Por otra parte, un enojo con Velasco, por haber huído, lo que le restó poder y autoridad. “Hubo un enojo con Velasco por haber huido por haber, digamos, maltratado a los tres jefes criollos que triunfaron en Paraguarí”, menciona el historiador.

“A Velasco no le gustó que Cabañas le haya dado la oportunidad a Belgrano de retirarse del Paraguay con todo su armamento; él lo que quería es que se les traiga prisioneros a todos, con armamento, bagajes, todo.. pero Velasco ya no tenía la autoridad moral para exigir eso”, argumenta Cristaldo.

Agrega que Yegros fue enviado a Itapúa, Cabañas a las cordilleras y Gamarra, a San Pedro de Ycuamandyyú.

La noche del 14 de mayo

Estos antecedentes llevaron a que finalmente se diera todo lo conocido. “Y la noche del 14 ya era el momento de tomar los cuarteles, de que los oficiales subalternos que estaban con la revolución tomaran los cuatro cuarteles de Asunción. Y circunstancialmente estaba el regimiento de Curuguaty a cargo del capitán Mauricio José Troche. Ese regimiento también se plegó a la revolución. Por eso también es importante, aparte de los cuatro cuarteles, que ese regimiento de curuguateños se pase al lado revolucionario. Es un complemento importante”, señala.

Los roles fundamentales

Para el historiador, Fulgencio Yegros, José Gaspar Rodríguez de Francia y Pedro Juan Caballero fueron los tres actores fundamentales de la independencia. Incluso, Cristaldo dice que se menciona a Yegros como el líder natural. Francia no figura en las actas de los encuentros previos, por lo que se cree que no participó personalmente, pero sí a través de correspondencias. Él era primo de Fulgencio Yegros y Antonio Tomás Yegros. Siempre ellos mantenían correspondencia.

Imaginar aquella noche es imaginar una Asunción “sin nada, sin ruido”, lo que incluye a Juana María de Lara como alguien con otro rol fundamental. “Recurren a ella porque era la única autorizada a circular de noche, porque se iba prender las velas de la catedral y compañía. Entonces, como ella tenía la digámosle la autorización de circular de noche, es que ella fue la encargada de llevar las comunicaciones entre los complotados para no generar sospechas”, explica el historiador.

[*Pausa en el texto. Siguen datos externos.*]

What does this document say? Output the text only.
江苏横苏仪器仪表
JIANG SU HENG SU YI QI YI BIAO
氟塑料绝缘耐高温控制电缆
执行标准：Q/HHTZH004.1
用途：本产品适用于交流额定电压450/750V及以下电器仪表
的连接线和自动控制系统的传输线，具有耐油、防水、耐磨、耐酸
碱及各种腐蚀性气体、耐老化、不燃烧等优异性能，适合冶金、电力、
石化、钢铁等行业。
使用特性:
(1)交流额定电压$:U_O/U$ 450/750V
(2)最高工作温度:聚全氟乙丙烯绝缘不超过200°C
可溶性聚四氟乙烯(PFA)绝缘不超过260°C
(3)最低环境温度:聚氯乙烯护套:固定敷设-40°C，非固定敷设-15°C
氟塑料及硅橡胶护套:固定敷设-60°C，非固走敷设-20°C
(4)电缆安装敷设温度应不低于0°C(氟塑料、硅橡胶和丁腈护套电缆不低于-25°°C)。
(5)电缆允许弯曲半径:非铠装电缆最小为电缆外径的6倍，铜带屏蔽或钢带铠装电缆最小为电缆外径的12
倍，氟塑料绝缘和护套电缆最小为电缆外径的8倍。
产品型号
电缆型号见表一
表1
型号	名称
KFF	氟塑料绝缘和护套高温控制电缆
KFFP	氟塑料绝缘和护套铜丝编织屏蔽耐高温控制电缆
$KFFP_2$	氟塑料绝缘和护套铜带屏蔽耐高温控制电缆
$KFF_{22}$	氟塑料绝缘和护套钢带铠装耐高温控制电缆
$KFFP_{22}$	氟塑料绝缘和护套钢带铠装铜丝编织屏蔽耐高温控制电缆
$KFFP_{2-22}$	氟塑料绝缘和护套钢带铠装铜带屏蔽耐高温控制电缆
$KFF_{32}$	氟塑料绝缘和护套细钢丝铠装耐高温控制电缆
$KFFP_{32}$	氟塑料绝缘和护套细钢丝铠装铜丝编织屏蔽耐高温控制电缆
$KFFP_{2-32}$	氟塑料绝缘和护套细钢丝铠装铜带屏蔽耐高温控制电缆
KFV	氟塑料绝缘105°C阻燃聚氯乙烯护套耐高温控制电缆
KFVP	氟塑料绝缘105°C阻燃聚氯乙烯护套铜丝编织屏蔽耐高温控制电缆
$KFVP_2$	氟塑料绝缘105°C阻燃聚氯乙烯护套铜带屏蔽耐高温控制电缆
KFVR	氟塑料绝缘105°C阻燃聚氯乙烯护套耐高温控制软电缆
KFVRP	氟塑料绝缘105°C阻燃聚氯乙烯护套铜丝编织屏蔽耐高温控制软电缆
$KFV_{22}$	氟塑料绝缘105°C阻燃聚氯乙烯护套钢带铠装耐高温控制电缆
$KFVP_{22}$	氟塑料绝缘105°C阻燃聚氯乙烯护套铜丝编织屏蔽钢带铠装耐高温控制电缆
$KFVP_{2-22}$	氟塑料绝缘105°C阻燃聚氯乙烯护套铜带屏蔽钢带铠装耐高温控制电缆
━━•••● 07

A las 22:00 del 14 de mayo, los patriotas partieron desde la actual Casa de la Independencia hacia el Cuartel de la Plaza, que entregaba su guardia a esa hora. Lo demás, es historia conocida.

Es así que lo que comenzó diez meses atrás como una discusión sobre fidelidad al rey español terminó convirtiéndose, en menos de un año, en una revolución encabezada por jóvenes paraguayos que dio inicio a esta parte de la historia, como país independiente.